Adoption is not the same as fostering.  Someone can offer you shelter, comfort, protection, and guidance for a time through an arrangement to foster.  But even with bonds of affection, this nurturing doesn’t change your relationship to the other.  You are still two different people, each with your own lineage and name and legal status.  Adoption, on the other hand, is a formal statement of ties.  You are adopted into a family or tribe.  There are obligations and rights.  The line between children who are blood relatives or not is erased.  When the apostle Paul, in his Letter to the Roman church community, uses the language of adoption, he is making a strong statement about relationships.  It doesn’t matter if you are Jewish or Gentile, he says.  It doesn’t matter who your mother or father may be, or your status in society, even if you are slave or free, male or female.  Once you cry “Abba! Father” to God, you are brother and sister to one another. 

 

In this new, holy family, we each have rights and responsibilities.  The commitment of the whole Christian community is to nurture, teach, and support each person.  And the commitment of each believer is to live out the promises made at baptism.  Belonging to God and each other sets up a pattern for a new life.  The values and  principles guide our  behaviour and choices from this time forward.  We want to do this out of love.  If we were under what St.
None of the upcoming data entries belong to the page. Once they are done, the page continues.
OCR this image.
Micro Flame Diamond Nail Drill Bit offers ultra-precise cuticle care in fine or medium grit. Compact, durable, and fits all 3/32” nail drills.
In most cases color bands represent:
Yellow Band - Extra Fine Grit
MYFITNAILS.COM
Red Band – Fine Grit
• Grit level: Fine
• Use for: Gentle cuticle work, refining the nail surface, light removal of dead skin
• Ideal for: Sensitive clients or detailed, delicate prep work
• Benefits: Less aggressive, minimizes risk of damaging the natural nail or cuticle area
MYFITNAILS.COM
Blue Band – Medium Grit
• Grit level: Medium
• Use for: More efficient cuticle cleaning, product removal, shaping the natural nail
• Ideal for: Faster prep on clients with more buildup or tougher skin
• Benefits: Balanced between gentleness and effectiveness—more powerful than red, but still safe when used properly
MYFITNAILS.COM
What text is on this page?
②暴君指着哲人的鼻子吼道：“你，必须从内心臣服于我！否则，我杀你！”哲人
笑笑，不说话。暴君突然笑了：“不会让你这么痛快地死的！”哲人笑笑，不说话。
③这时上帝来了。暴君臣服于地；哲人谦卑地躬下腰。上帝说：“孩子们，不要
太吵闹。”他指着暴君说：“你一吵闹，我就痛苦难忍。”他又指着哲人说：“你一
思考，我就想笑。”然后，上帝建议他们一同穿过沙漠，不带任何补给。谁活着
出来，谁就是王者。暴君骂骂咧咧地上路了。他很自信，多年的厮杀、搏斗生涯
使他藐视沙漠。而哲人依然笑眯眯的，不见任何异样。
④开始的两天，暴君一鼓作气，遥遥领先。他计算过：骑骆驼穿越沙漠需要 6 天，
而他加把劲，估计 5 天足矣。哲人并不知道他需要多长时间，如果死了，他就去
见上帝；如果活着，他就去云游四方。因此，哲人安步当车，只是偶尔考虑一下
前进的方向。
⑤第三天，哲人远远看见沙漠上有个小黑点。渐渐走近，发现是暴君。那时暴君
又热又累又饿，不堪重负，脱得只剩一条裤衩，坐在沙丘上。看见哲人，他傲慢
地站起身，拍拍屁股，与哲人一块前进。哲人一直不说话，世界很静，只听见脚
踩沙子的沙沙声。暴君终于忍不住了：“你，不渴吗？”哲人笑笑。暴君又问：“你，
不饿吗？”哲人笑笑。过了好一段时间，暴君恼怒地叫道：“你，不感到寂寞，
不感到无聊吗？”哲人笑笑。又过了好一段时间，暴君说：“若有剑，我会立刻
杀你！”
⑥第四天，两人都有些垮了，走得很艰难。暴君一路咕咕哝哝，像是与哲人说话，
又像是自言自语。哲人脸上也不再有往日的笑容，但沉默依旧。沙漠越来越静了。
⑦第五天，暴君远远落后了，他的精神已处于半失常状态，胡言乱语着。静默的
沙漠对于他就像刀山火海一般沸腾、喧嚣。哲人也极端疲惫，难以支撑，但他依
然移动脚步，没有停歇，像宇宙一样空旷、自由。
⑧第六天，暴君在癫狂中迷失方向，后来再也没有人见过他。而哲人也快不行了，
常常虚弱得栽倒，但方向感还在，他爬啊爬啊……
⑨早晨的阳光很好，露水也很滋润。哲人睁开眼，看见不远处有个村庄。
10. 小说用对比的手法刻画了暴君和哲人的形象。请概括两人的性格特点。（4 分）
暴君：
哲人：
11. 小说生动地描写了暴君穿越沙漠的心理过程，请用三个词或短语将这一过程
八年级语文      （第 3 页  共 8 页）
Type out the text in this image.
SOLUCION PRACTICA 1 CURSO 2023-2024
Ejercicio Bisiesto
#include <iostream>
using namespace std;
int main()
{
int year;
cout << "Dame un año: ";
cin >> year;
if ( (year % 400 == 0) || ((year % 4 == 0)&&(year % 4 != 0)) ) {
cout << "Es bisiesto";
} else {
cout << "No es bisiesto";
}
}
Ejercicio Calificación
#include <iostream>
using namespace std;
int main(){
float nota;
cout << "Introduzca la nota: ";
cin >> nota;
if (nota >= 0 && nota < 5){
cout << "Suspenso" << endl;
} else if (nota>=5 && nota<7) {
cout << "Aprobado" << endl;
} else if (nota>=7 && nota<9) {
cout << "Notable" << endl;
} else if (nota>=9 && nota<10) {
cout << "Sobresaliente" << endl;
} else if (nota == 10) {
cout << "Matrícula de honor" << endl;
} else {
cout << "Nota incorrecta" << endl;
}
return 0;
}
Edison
Paul calls a spirit of slavery, we would be confined by rules and fear of punishment or criticism.  We would hold to the old social divisions that keep us apart.  And we would continue to be afraid of what can happen to us both in this world and hell to follow.  However, followers of Christ receive a spirit of adoption.  Since we know ourselves as welcome and accepted through God’s love, we can serve and minister humbly and joyfully.  Our place in the household now and the future is through God’s grace.  Rights and responsibilities bind us in love. Surely we want this for both ourselves and others!

 

This is why, on this feast of Pentecost, we proclaim God’s love in adopting Mary and Kyle into the household of faith.  Naming them as sister and brother in no way negates their earthly families, who love them very much.  But the power of God’s Holy Spirit draws them together with all of us witnesses as joint heirs.  What is happening here is more than genetics or biology, or genealogy.  It is a sacrament.  Maybe there won’t be any tongues of fire, but by water and the Spirit there are outward and visible signs of the inward and spiritual grace of God.  We call upon the Creator as Abba, “Daddy”- a term that is so intimate it conveys our trust in a loving parent who brings us together as children. 

 

Loving is hard work.  And it is sometimes painful, as we suffer for and with one another in our trials and pains.  Maybe that’s why it is good to remember the way we are bound to each other in holy love.  With the Spirit’s help, we have courage.  May God give us the strength to be patient, to be kind, to be unselfish, to be generous, to be understanding and forgiving.  As we have been adopted, let us open our hearts to welcome all who seek the life of the Spirit.  Amen.